To get the outputs of your workflow once it has finished running, click GET /api/workflows/{version}/{id}/outputs
, click "Try it Out", set version
to "v1", set id
to the workflow ID previously outputted, and click "Execute". You will get S3 paths to the files containing your outputs, which you can access via the S3 dashboard.
You may keep track of the status of each job produced by the workflow by referring to the AWS Batch Dashboard.
To run your workflow, open a terminal, and run the following command:
$ curl -k -X POST "https://{HostName}/api/workflows/v1" \
-H "accept: application/json" \
-F "workflowSource=@{WDL Workflow}" \
-F "workflowInputs=@{JSON Inputs}"
To check the status of your workflow, run the following command:
$ curl -k -X GET "https://{HostName}/api/workflows/v1/{id}/status
To get the outputs of your workflow once it has finished running, run the following command:
$ curl -k -X GET "https://{HostName}/api/workflows/v1/{id}/outputs
You will get S3 paths to the files containing your outputs, which you can access via the S3 dashboard.

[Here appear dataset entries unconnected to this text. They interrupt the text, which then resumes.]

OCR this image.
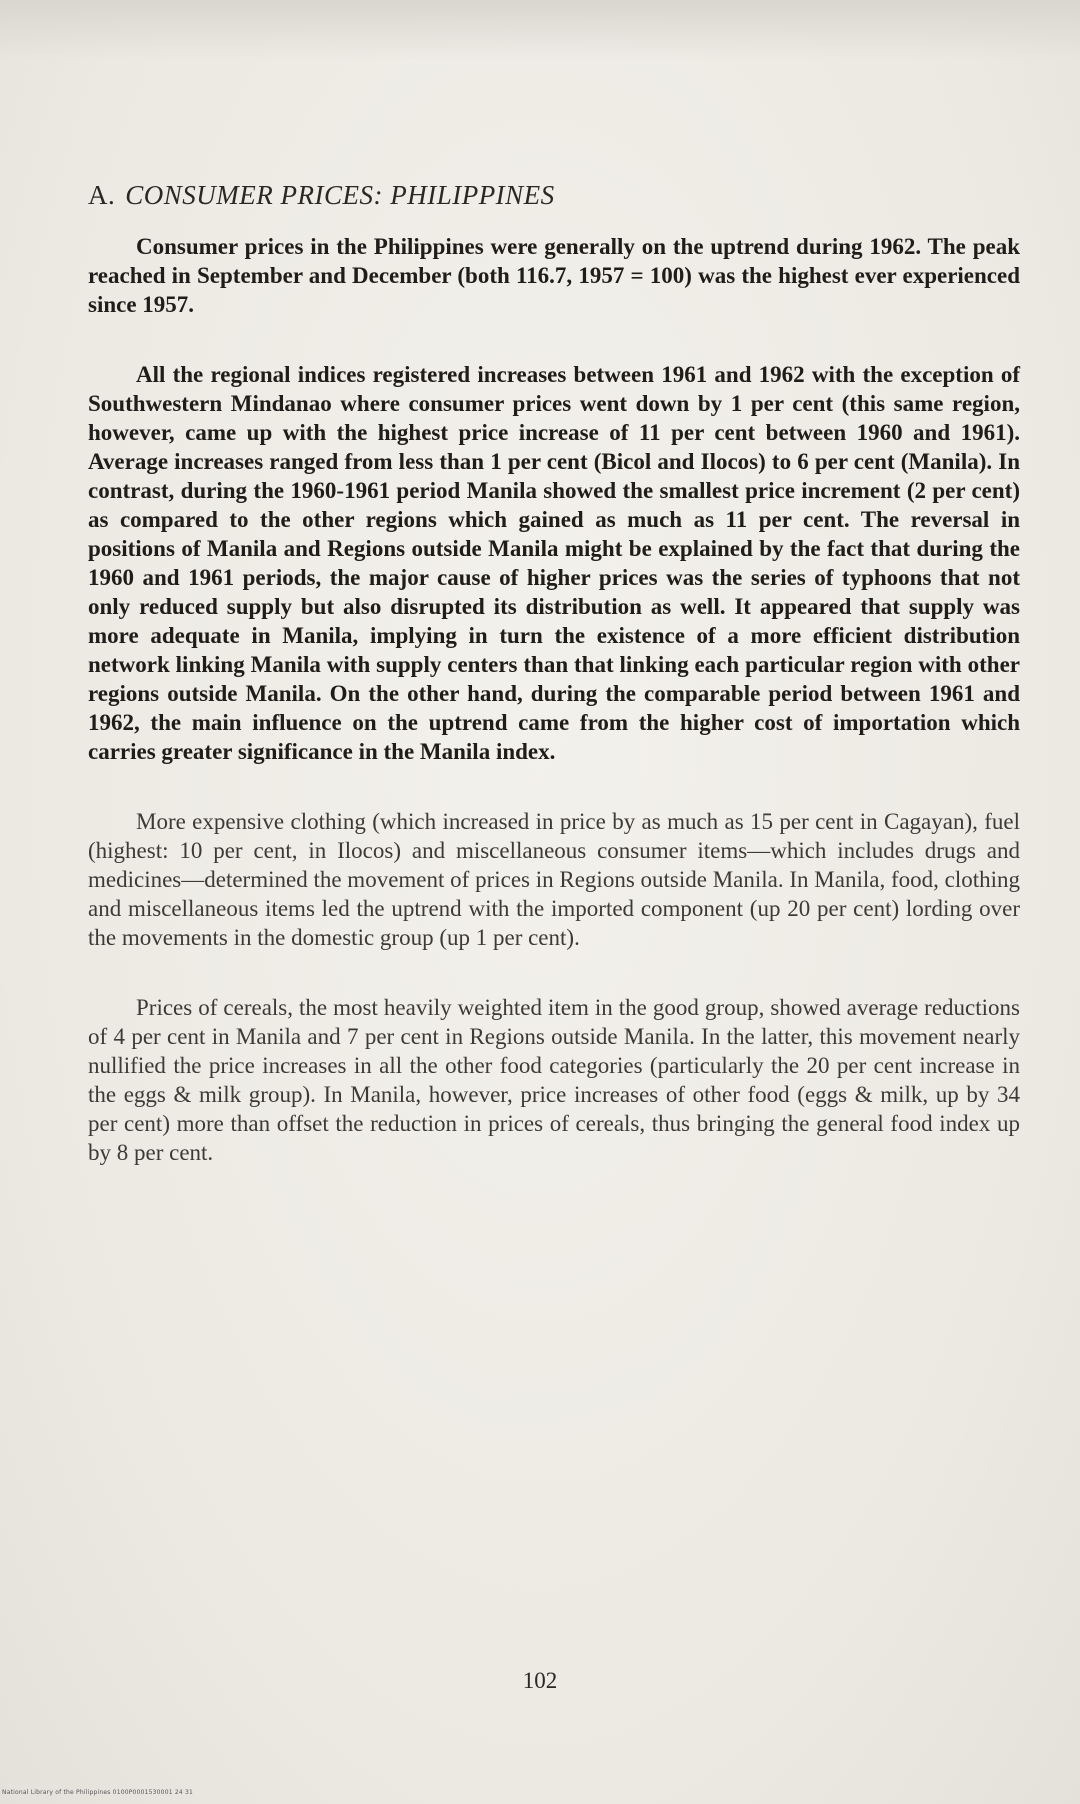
A. CONSUMER PRICES: PHILIPPINES

Consumer prices in the Philippines were generally on the uptrend during 1962. The peak reached in September and December (both 116.7, 1957 = 100) was the highest ever experienced since 1957.

All the regional indices registered increases between 1961 and 1962 with the exception of Southwestern Mindanao where consumer prices went down by 1 per cent (this same region, however, came up with the highest price increase of 11 per cent between 1960 and 1961). Average increases ranged from less than 1 per cent (Bicol and Ilocos) to 6 per cent (Manila). In contrast, during the 1960-1961 period Manila showed the smallest price increment (2 per cent) as compared to the other regions which gained as much as 11 per cent. The reversal in positions of Manila and Regions outside Manila might be explained by the fact that during the 1960 and 1961 periods, the major cause of higher prices was the series of typhoons that not only reduced supply but also disrupted its distribution as well. It appeared that supply was more adequate in Manila, implying in turn the existence of a more efficient distribution network linking Manila with supply centers than that linking each particular region with other regions outside Manila. On the other hand, during the comparable period between 1961 and 1962, the main influence on the uptrend came from the higher cost of importation which carries greater significance in the Manila index.

More expensive clothing (which increased in price by as much as 15 per cent in Cagayan), fuel (highest: 10 per cent, in Ilocos) and miscellaneous consumer items—which includes drugs and medicines—determined the movement of prices in Regions outside Manila. In Manila, food, clothing and miscellaneous items led the uptrend with the imported component (up 20 per cent) lording over the movements in the domestic group (up 1 per cent).

Prices of cereals, the most heavily weighted item in the good group, showed average reductions of 4 per cent in Manila and 7 per cent in Regions outside Manila. In the latter, this movement nearly nullified the price increases in all the other food categories (particularly the 20 per cent increase in the eggs & milk group). In Manila, however, price increases of other food (eggs & milk, up by 34 per cent) more than offset the reduction in prices of cereals, thus bringing the general food index up by 8 per cent.

102
National Library of the Philippines 0100P0001530001 24 31
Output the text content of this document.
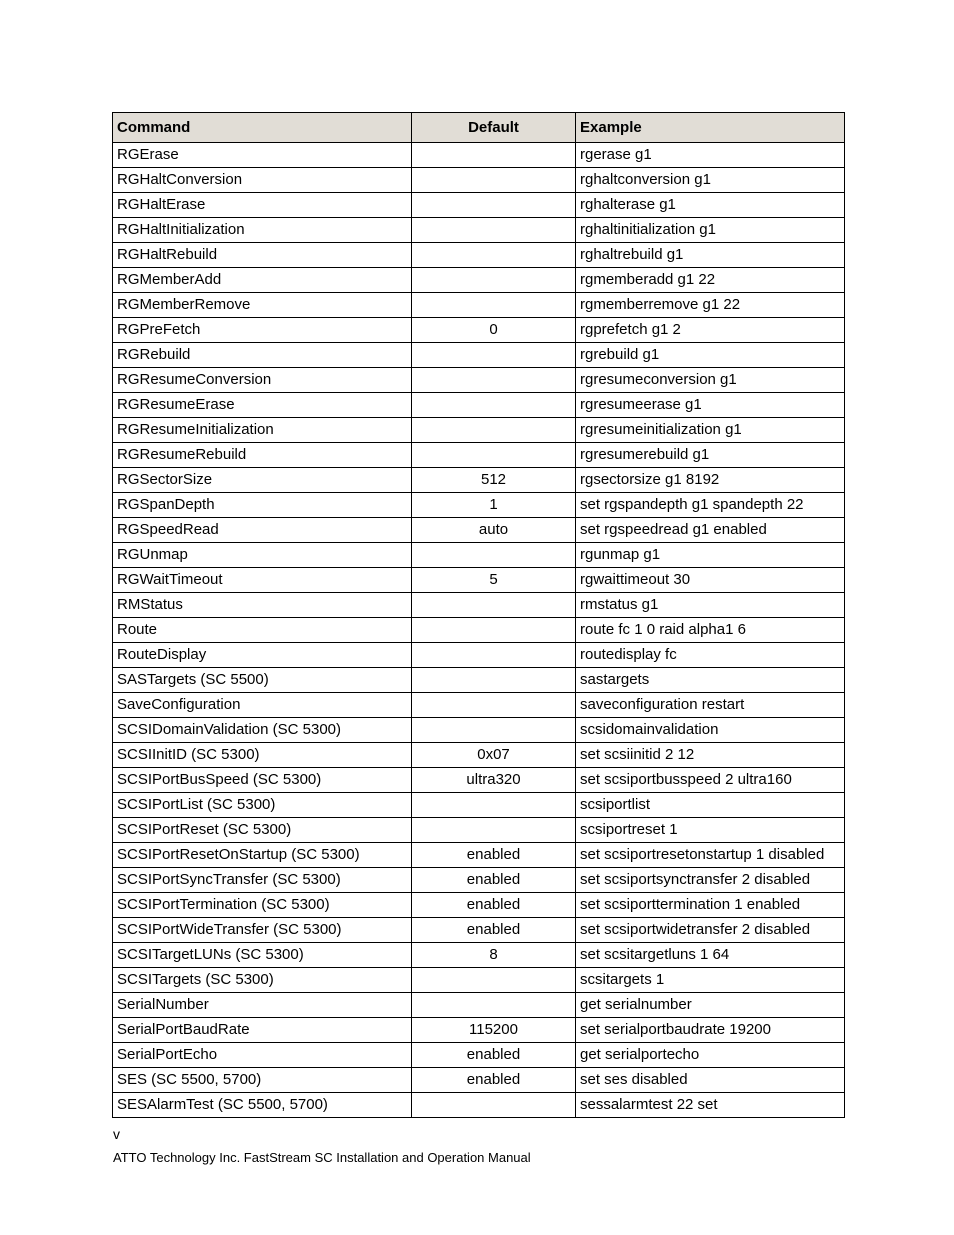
Command	Default	Example
RGErase		rgerase g1
RGHaltConversion		rghaltconversion g1
RGHaltErase		rghalterase g1
RGHaltInitialization		rghaltinitialization g1
RGHaltRebuild		rghaltrebuild g1
RGMemberAdd		rgmemberadd g1 22
RGMemberRemove		rgmemberremove g1 22
RGPreFetch	0	rgprefetch g1 2
RGRebuild		rgrebuild g1
RGResumeConversion		rgresumeconversion g1
RGResumeErase		rgresumeerase g1
RGResumeInitialization		rgresumeinitialization g1
RGResumeRebuild		rgresumerebuild g1
RGSectorSize	512	rgsectorsize g1 8192
RGSpanDepth	1	set rgspandepth g1 spandepth 22
RGSpeedRead	auto	set rgspeedread g1 enabled
RGUnmap		rgunmap g1
RGWaitTimeout	5	rgwaittimeout 30
RMStatus		rmstatus g1
Route		route fc 1 0 raid alpha1 6
RouteDisplay		routedisplay fc
SASTargets (SC 5500)		sastargets
SaveConfiguration		saveconfiguration restart
SCSIDomainValidation (SC 5300)		scsidomainvalidation
SCSIInitID (SC 5300)	0x07	set scsiinitid 2 12
SCSIPortBusSpeed (SC 5300)	ultra320	set scsiportbusspeed 2 ultra160
SCSIPortList (SC 5300)		scsiportlist
SCSIPortReset (SC 5300)		scsiportreset 1
SCSIPortResetOnStartup (SC 5300)	enabled	set scsiportresetonstartup 1 disabled
SCSIPortSyncTransfer (SC 5300)	enabled	set scsiportsynctransfer 2 disabled
SCSIPortTermination (SC 5300)	enabled	set scsiporttermination 1 enabled
SCSIPortWideTransfer (SC 5300)	enabled	set scsiportwidetransfer 2 disabled
SCSITargetLUNs (SC 5300)	8	set scsitargetluns 1 64
SCSITargets (SC 5300)		scsitargets 1
SerialNumber		get serialnumber
SerialPortBaudRate	115200	set serialportbaudrate 19200
SerialPortEcho	enabled	get serialportecho
SES (SC 5500, 5700)	enabled	set ses disabled
SESAlarmTest (SC 5500, 5700)		sessalarmtest 22 set
v
ATTO Technology Inc. FastStream SC Installation and Operation Manual
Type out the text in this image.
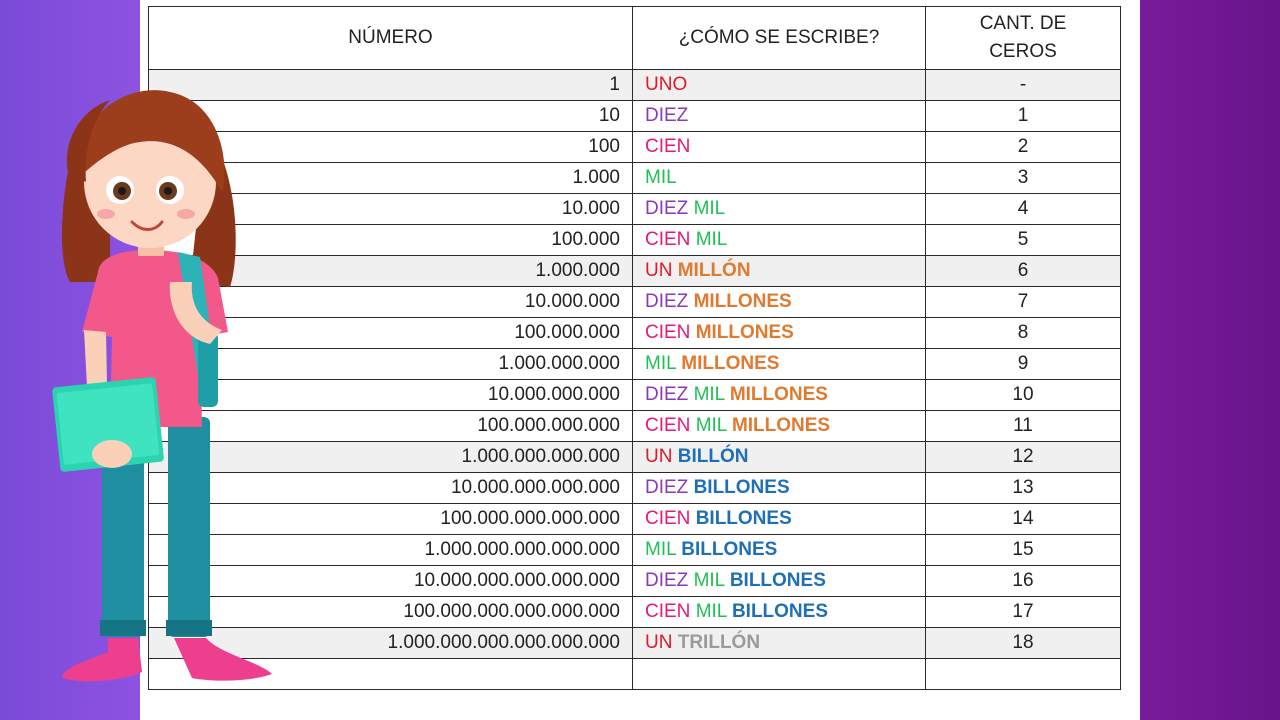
NÚMERO	¿CÓMO SE ESCRIBE?	CANT. DE
CEROS
1	UNO	-
10	DIEZ	1
100	CIEN	2
1.000	MIL	3
10.000	DIEZ MIL	4
100.000	CIEN MIL	5
1.000.000	UN MILLÓN	6
10.000.000	DIEZ MILLONES	7
100.000.000	CIEN MILLONES	8
1.000.000.000	MIL MILLONES	9
10.000.000.000	DIEZ MIL MILLONES	10
100.000.000.000	CIEN MIL MILLONES	11
1.000.000.000.000	UN BILLÓN	12
10.000.000.000.000	DIEZ BILLONES	13
100.000.000.000.000	CIEN BILLONES	14
1.000.000.000.000.000	MIL BILLONES	15
10.000.000.000.000.000	DIEZ MIL BILLONES	16
100.000.000.000.000.000	CIEN MIL BILLONES	17
1.000.000.000.000.000.000	UN TRILLÓN	18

You may keep track of the status of each job produced by the workflow by referring to the AWS Batch Dashboard.
First, you will need to download Cromwell. You will only need to download cromwell-54.jar
. You will also need to install the AWS Command Line Interface and add the AWSBatchFullAccess
permissions policy to your account via IAM (click on "Users", your account name, "Add permissions", "Attach existing policies directly", "AWSBatchFullAccess", "Next: Review", and finally "Add permissions").
To run your workflow, open a terminal, and run the following command:
$ java -Dconfig.file={AWS Configuration file} -jar {path to Cromwell jar file} run {WDL Workflow} -i {JSON Inputs}
You will get updates on the status of your workflow in the terminal, as well as the S3 paths to the files of your outputs. You can access these via the S3 dashboard.